Bagagem Literária,
Independentes, uni-vos
Editoras de pequeno e médio porte de várias regiões do país participam pela primeira vez da Bienal do Livro do Rio no estande Compiladas
30abr2025Eficiente na missão de aproximar multidões das obras literárias e de seus autores há mais de quatro décadas, a Bienal do Livro do Rio de Janeiro tem o desafio de surpreender a cada edição. E mais ainda no ano em que a cidade foi alçada a Capital Mundial do Livro, chancela da Unesco para fomentar a leitura em diferentes metrópoles do mundo que o Rio ostenta desde 23 de abril até o mesmo mês do ano que vem. Na Bienal de 2025, que acontece de 13 a 22 de junho, haverá espaço no Riocentro, na Barra da Tijuca, para novidades grandiloquentes como a roda gigante Leitura nas Alturas e um labirinto fantástico, mas também para uma bem-vinda diversificação: pela primeira vez, um grupo de vinte editoras independentes, de várias regiões do país, vai participar da festa.
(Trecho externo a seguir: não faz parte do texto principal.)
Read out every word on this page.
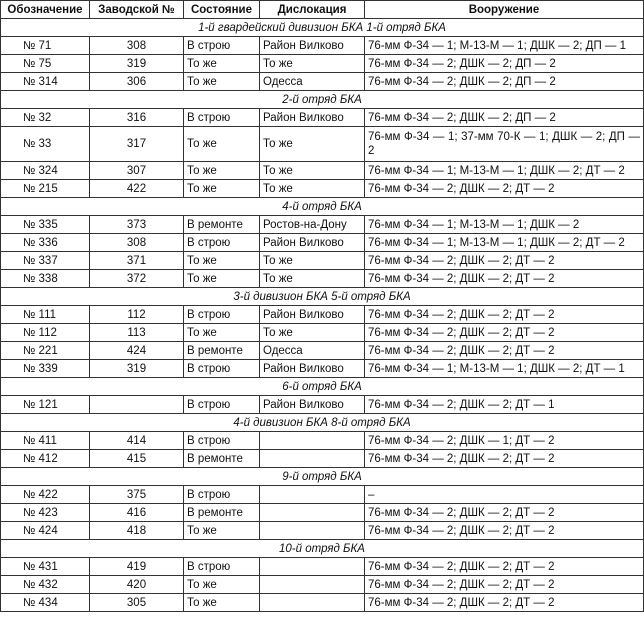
Обозначение	Заводской №	Состояние	Дислокация	Вооружение
1-й гвардейский дивизион БКА 1-й отряд БКА				
№ 71	308	В строю	Район Вилково	76-мм Ф-34 — 1; М-13-М — 1; ДШК — 2; ДП — 1
№ 75	319	То же	То же	76-мм Ф-34 — 2; ДШК — 2; ДП — 2
№ 314	306	То же	Одесса	76-мм Ф-34 — 2; ДШК — 2; ДП — 2
2-й отряд БКА				
№ 32	316	В строю	Район Вилково	76-мм Ф-34 — 2; ДШК — 2; ДП — 2
№ 33	317	То же	То же	76-мм Ф-34 — 1; 37-мм 70-К — 1; ДШК — 2; ДП — 2
№ 324	307	То же	То же	76-мм Ф-34 — 1; М-13-М — 1; ДШК — 2; ДТ — 2
№ 215	422	То же	То же	76-мм Ф-34 — 2; ДШК — 2; ДТ — 2
4-й отряд БКА				
№ 335	373	В ремонте	Ростов-на-Дону	76-мм Ф-34 — 1; М-13-М — 1; ДШК — 2
№ 336	308	В строю	Район Вилково	76-мм Ф-34 — 1; М-13-М — 1; ДШК — 2; ДТ — 2
№ 337	371	То же	То же	76-мм Ф-34 — 2; ДШК — 2; ДТ — 2
№ 338	372	То же	То же	76-мм Ф-34 — 2; ДШК — 2; ДТ — 2
3-й дивизион БКА 5-й отряд БКА				
№ 111	112	В строю	Район Вилково	76-мм Ф-34 — 2; ДШК — 2; ДТ — 2
№ 112	113	То же	То же	76-мм Ф-34 — 2; ДШК — 2; ДТ — 2
№ 221	424	В ремонте	Одесса	76-мм Ф-34 — 2; ДШК — 2; ДТ — 2
№ 339	319	В строю	Район Вилково	76-мм Ф-34 — 1; М-13-М — 1; ДШК — 2; ДТ — 1
6-й отряд БКА				
№ 121		В строю	Район Вилково	76-мм Ф-34 — 2; ДШК — 2; ДТ — 1
4-й дивизион БКА 8-й отряд БКА				
№ 411	414	В строю		76-мм Ф-34 — 2; ДШК — 1; ДТ — 2
№ 412	415	В ремонте		76-мм Ф-34 — 2; ДШК — 2; ДТ — 2
9-й отряд БКА				
№ 422	375	В строю		–
№ 423	416	В ремонте		76-мм Ф-34 — 2; ДШК — 2; ДТ — 2
№ 424	418	То же		76-мм Ф-34 — 2; ДШК — 2; ДТ — 2
10-й отряд БКА				
№ 431	419	В строю		76-мм Ф-34 — 2; ДШК — 2; ДТ — 2
№ 432	420	То же		76-мм Ф-34 — 2; ДШК — 2; ДТ — 2
№ 434	305	То же		76-мм Ф-34 — 2; ДШК — 2; ДТ — 2
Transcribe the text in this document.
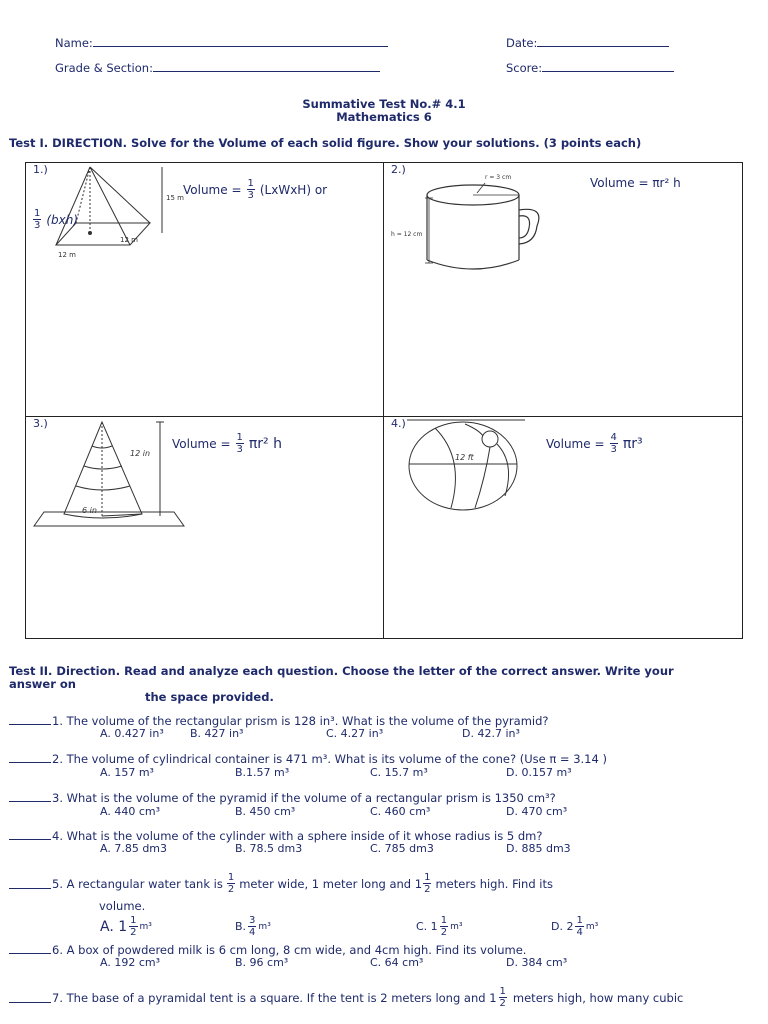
Name:	Date:
Grade & Section:	Score:
Summative Test No.# 4.1
Mathematics 6
Test I. DIRECTION. Solve for the Volume of each solid figure. Show your solutions. (3 points each)
1.)
15 m
12 m
12 m
Volume = $\frac{1}{3}$ (LxWxH) or
$\frac{1}{3} (bxh)$
2.)
r = 3 cm
h = 12 cm
Volume = πr² h
3.)
12 in
6 in
Volume = $\frac{1}{3} \pi r^2$ h
4.)
12 ft
Volume = $\frac{4}{3} \pi r^3$
Test II. Direction. Read and analyze each question. Choose the letter of the correct answer. Write your
answer on
the space provided.
1. The volume of the rectangular prism is 128 in³. What is the volume of the pyramid?
A. 0.427 in³ B. 427 in³	C. 4.27 in³	D. 42.7 in³
2. The volume of cylindrical container is 471 m³. What is its volume of the cone? (Use π = 3.14 )
A. 157 m³	B.1.57 m³	C. 15.7 m³	D. 0.157 m³
3. What is the volume of the pyramid if the volume of a rectangular prism is 1350 cm³?
A. 440 cm³	B. 450 cm³	C. 460 cm³	D. 470 cm³
4. What is the volume of the cylinder with a sphere inside of it whose radius is 5 dm?
A. 7.85 dm3	B. 78.5 dm3	C. 785 dm3	D. 885 dm3
5. A rectangular water tank is $\frac{1}{2}$ meter wide, 1 meter long and $1 \frac{1}{2}$ meters high. Find its
volume.
A. $1 \frac{1}{2} m^3$	B. $\frac{3}{4} m^3$	C. $1 \frac{1}{2} m^3$	D. $2 \frac{1}{4} m^3$
6. A box of powdered milk is 6 cm long, 8 cm wide, and 4cm high. Find its volume.
A. 192 cm³	B. 96 cm³	C. 64 cm³	D. 384 cm³
7. The base of a pyramidal tent is a square. If the tent is 2 meters long and $1 \frac{1}{2}$ meters high, how many cubic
Juntas, as casas editoriais Arquipélago (RS), Âyiné (MG), Bazar do Tempo (RJ), Carambaia (SP), Cobogó (RJ), Dublinense (RS), Ercolano (SP), Fósforo (SP), Ímã Editorial (RJ), Lote 42 (SP), Mundaréu (SP), Mórula (RJ), Nós (SP), Oficina Raquel (RJ), Relicário (MG), Seiva (SP), Solisluna (BA), Tabla (RJ), Tinta-da-China Brasil (SP) — selo editorial da Associação Quatro Cinco Um — e Ubu (SP) vão ocupar, ao longo dos nove dias do evento, o estande Compiladas, espaço de duzentos metros quadrados, localizado no Pavilhão 4 e composto por áreas de exposição individualizadas, além de mesões coletivos.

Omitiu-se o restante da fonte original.